We are delighted to announce that the 2019 Birch Lecturer will be 2018 Nobel Laureate Frances Arnold. The aim of the visit of the Birch Lecturer is to enable eminent chemists to deliver a series of lectures on their research, and to interact with School staff, students and alumni. Birch lecturers are chemists who are at the peak of their international career, and we could not be more delighted to have Professor Arnold join us in 2019.
Professor Arnold was awarded the Nobel Prize in Chemistry this year for her work in directed evolution. This makes her the fifth woman to receive the award in its 117 years of existence, and the first American woman to receive the honour.
Professor Arnold renowned for her work in using directed evolution to create enzymes with improved and/or novel functions. Directed evolution involves a number of iterative rounds of randomly mutating proteins’ genes and then screening for proteins with improved functions. The process is being used to help create useful biological systems, including enzymes, metabolic pathways, genetic regulatory circuits and organisms.
This approach mimics evolution, but does so much faster than usual. As Princeton University explains:
“Instead of waiting for random mutations to creep into genetic code over thousands of generations, Arnold works with bacteria — which produces a new generation in about 20 minutes — and chooses which traits to breed together.”

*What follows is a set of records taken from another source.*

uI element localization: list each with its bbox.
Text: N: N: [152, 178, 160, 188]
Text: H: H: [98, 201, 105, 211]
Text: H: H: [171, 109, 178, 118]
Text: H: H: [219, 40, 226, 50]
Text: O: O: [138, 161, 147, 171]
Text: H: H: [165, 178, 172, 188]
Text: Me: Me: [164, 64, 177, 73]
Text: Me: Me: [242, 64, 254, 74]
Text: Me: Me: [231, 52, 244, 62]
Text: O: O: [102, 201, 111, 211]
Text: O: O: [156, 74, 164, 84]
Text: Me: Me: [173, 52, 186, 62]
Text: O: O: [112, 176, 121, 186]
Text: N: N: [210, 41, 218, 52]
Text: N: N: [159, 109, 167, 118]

It is for this work that Arnold received her Nobel Prize. In the announcement the Nobel Committee said that she had received the award for “harnessing the power of evolution”:
“In 1993, she conducted the first directed evolution of enzymes, which are proteins that catalyse chemical reactions. Since then, she has refined the methods that are now routinely used to develop new catalysts. The uses of Frances Arnold’s enzymes include more environmentally friendly manufacturing of chemical substances, such as pharmaceuticals, and the production of renewable fuels for a greener transport sector.
We are absolutely delighted to have Professor Arnold join us for the Birch Lecture in 2019. She will bring infinite wisdom and expertise to The School and we are all excited about what we can learn from her.
We would also like to take this opportunity to thank the 2018 Birch Lecturer, Professor Krzysztof Matyjaszewski, from Carnegie Mellon University. Professor Matyjaszewski visited the RSC on the 31st October and presented a lecture entitled "Macromolecular Engineering by Taming Free Radicals". Thank you for your time and your visit.